Hey, so I’m making a game and have already completed the majority of the engine. It is developed in an object-oriented fashion. The game works well, but I have one issue that I’m afraid will begin to clutter up my code before too long.
My Player class is 1,499 lines long!
I’ll admit that there are a few reasons for the lines being this long. The Player inherits a lot of different interfaces. I tend to skip a lot of lines for readability purposes. For every action the player does, he refers to an Action object within an array which forces me to make many different classes implementing the Action interface who’s definition is encapsulated within the Player.
Yeah, so the last item I mentioned is probably responsible for 700 of the 1,499 lines in the Player.java file. Basically, every action the Player does is delegated by one action in an array of actions. When I want to start another action, I call upon the method setAction(int action). Something like this happens…
/**
* Action gets assigned
*/
public void setAction(int action)
{
// Leaves our current action by calling the exit method. Potentially cleans up some leftovers. I might get rid of this method
//since it has proven to be pretty useless so far.
actions[actionPointer].exit();
// Assigns the action pointer and calls on its enter method for housekeeping purposes. Action gets ready to be run.
actionPointer = action;
actions[actionPointer].enter();
}
/**
* Action gets run
*/
public void update()
{
actions[actionPointer].run();
}
This paradigm is really nice because the Player’s behavior is isolated to one Action object, and the Action object can determine when the player needs to switch to another action. If you are in the Standing action and are on the ground and pressing up, then the player will go to the Jumping action. If the player is Jumping, then the check to see if the user is pressing the Up key will never happen. That check is only in the Standing action. Many local variables can be stored within each Action object because they only ever related to that action.
This paradigm is also bad because each action takes up many lines of code since each new Action must have a definition that is written in the Player class.

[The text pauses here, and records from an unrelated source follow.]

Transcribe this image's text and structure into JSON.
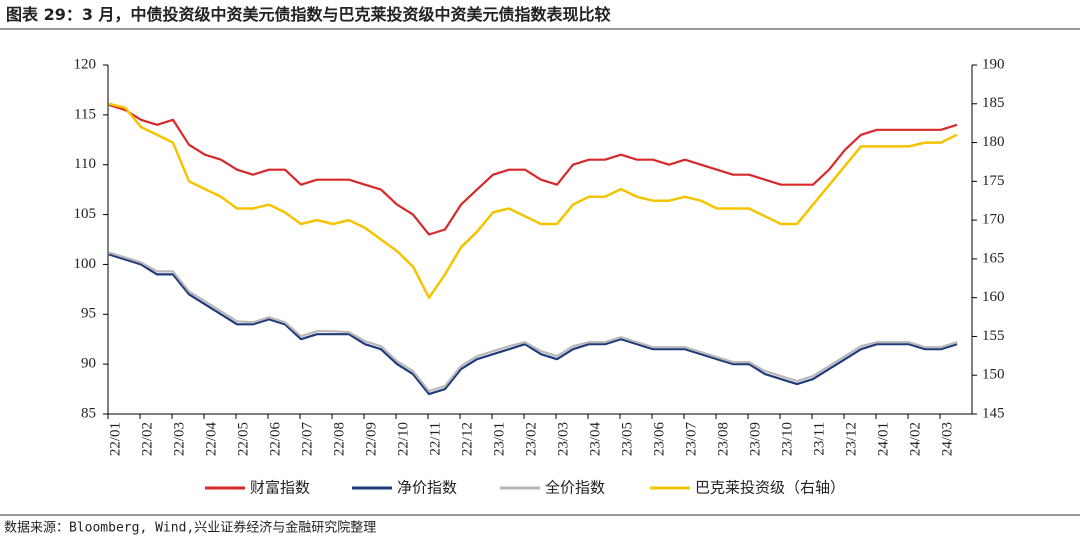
{
  "chart_data": {
    "type": "line",
    "title": "图表 29：3 月，中债投资级中资美元债指数与巴克莱投资级中资美元债指数表现比较",
    "source": "数据来源：Bloomberg, Wind,兴业证券经济与金融研究院整理",
    "categories": [
      "22/01",
      null,
      "22/02",
      null,
      "22/03",
      null,
      "22/04",
      null,
      "22/05",
      null,
      "22/06",
      null,
      "22/07",
      null,
      "22/08",
      null,
      "22/09",
      null,
      "22/10",
      null,
      "22/11",
      null,
      "22/12",
      null,
      "23/01",
      null,
      "23/02",
      null,
      "23/03",
      null,
      "23/04",
      null,
      "23/05",
      null,
      "23/06",
      null,
      "23/07",
      null,
      "23/08",
      null,
      "23/09",
      null,
      "23/10",
      null,
      "23/11",
      null,
      "23/12",
      null,
      "24/01",
      null,
      "24/02",
      null,
      "24/03",
      null
    ],
    "ylim": [
      85,
      120
    ],
    "yticks": [
      85,
      90,
      95,
      100,
      105,
      110,
      115,
      120
    ],
    "y2lim": [
      145,
      190
    ],
    "y2ticks": [
      145,
      150,
      155,
      160,
      165,
      170,
      175,
      180,
      185,
      190
    ],
    "grid": false,
    "series": [
      {
        "name": "财富指数",
        "color": "#d7282a",
        "values": [
          116,
          115.5,
          114.5,
          114,
          114.5,
          112,
          111,
          110.5,
          109.5,
          109,
          109.5,
          109.5,
          108,
          108.5,
          108.5,
          108.5,
          108,
          107.5,
          106,
          105,
          103,
          103.5,
          106,
          107.5,
          109,
          109.5,
          109.5,
          108.5,
          108,
          110,
          110.5,
          110.5,
          111,
          110.5,
          110.5,
          110,
          110.5,
          110,
          109.5,
          109,
          109,
          108.5,
          108,
          108,
          108,
          109.5,
          111.5,
          113,
          113.5,
          113.5,
          113.5,
          113.5,
          113.5,
          114
        ]
      },
      {
        "name": "净价指数",
        "color": "#1f3a7a",
        "values": [
          101,
          100.5,
          100,
          99,
          99,
          97,
          96,
          95,
          94,
          94,
          94.5,
          94,
          92.5,
          93,
          93,
          93,
          92,
          91.5,
          90,
          89,
          87,
          87.5,
          89.5,
          90.5,
          91,
          91.5,
          92,
          91,
          90.5,
          91.5,
          92,
          92,
          92.5,
          92,
          91.5,
          91.5,
          91.5,
          91,
          90.5,
          90,
          90,
          89,
          88.5,
          88,
          88.5,
          89.5,
          90.5,
          91.5,
          92,
          92,
          92,
          91.5,
          91.5,
          92
        ]
      },
      {
        "name": "全价指数",
        "color": "#b8b8b8",
        "values": [
          101.2,
          100.7,
          100.2,
          99.3,
          99.3,
          97.3,
          96.3,
          95.3,
          94.3,
          94.2,
          94.7,
          94.2,
          92.8,
          93.3,
          93.3,
          93.2,
          92.3,
          91.8,
          90.3,
          89.3,
          87.3,
          87.8,
          89.8,
          90.8,
          91.3,
          91.8,
          92.2,
          91.3,
          90.8,
          91.8,
          92.2,
          92.2,
          92.7,
          92.2,
          91.7,
          91.7,
          91.7,
          91.2,
          90.7,
          90.2,
          90.2,
          89.3,
          88.8,
          88.3,
          88.8,
          89.8,
          90.8,
          91.8,
          92.2,
          92.2,
          92.2,
          91.7,
          91.7,
          92.2
        ]
      },
      {
        "name": "巴克莱投资级（右轴）",
        "color": "#f5c400",
        "axis": "y2",
        "values": [
          185,
          184.5,
          182,
          181,
          180,
          175,
          174,
          173,
          171.5,
          171.5,
          172,
          171,
          169.5,
          170,
          169.5,
          170,
          169,
          167.5,
          166,
          164,
          160,
          163,
          166.5,
          168.5,
          171,
          171.5,
          170.5,
          169.5,
          169.5,
          172,
          173,
          173,
          174,
          173,
          172.5,
          172.5,
          173,
          172.5,
          171.5,
          171.5,
          171.5,
          170.5,
          169.5,
          169.5,
          172,
          174.5,
          177,
          179.5,
          179.5,
          179.5,
          179.5,
          180,
          180,
          181
        ]
      }
    ]
  }
}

Well, I don’t have TOO much of a problem with this since each Action is easy to maintain, but there are also a lot of variables that simply belong to the Player class that determine if the Player is allowed to do something or not. If the Player is close to a ladder, the ladder will invoke the method consider(Climbable climbable) from the player which alerts the player that a Climbable is nearby. The player will proceed to climb the ladder if the local boolean canClimb is true. canClimb is only true if the current Action that is running says it’s true. This code is starting to become tangled…
If anyone has experience preventing this pattern from becoming a disaster, I would appreciate it if you could give me some advice. As things currently stand, I am perfectly capable of proceeding. I am just afraid that 1,499 lines of code is unreasonable for a single class. Like I said before, most of the fluff comes from having to write out new class definitions for new Action object. I would also like to mention that it is too late for me to adopt the functional paradigm with entities/components because my game engine is rather OO. I would have to scrap my entire project, excluding some resources, in order to adopt that paradigm.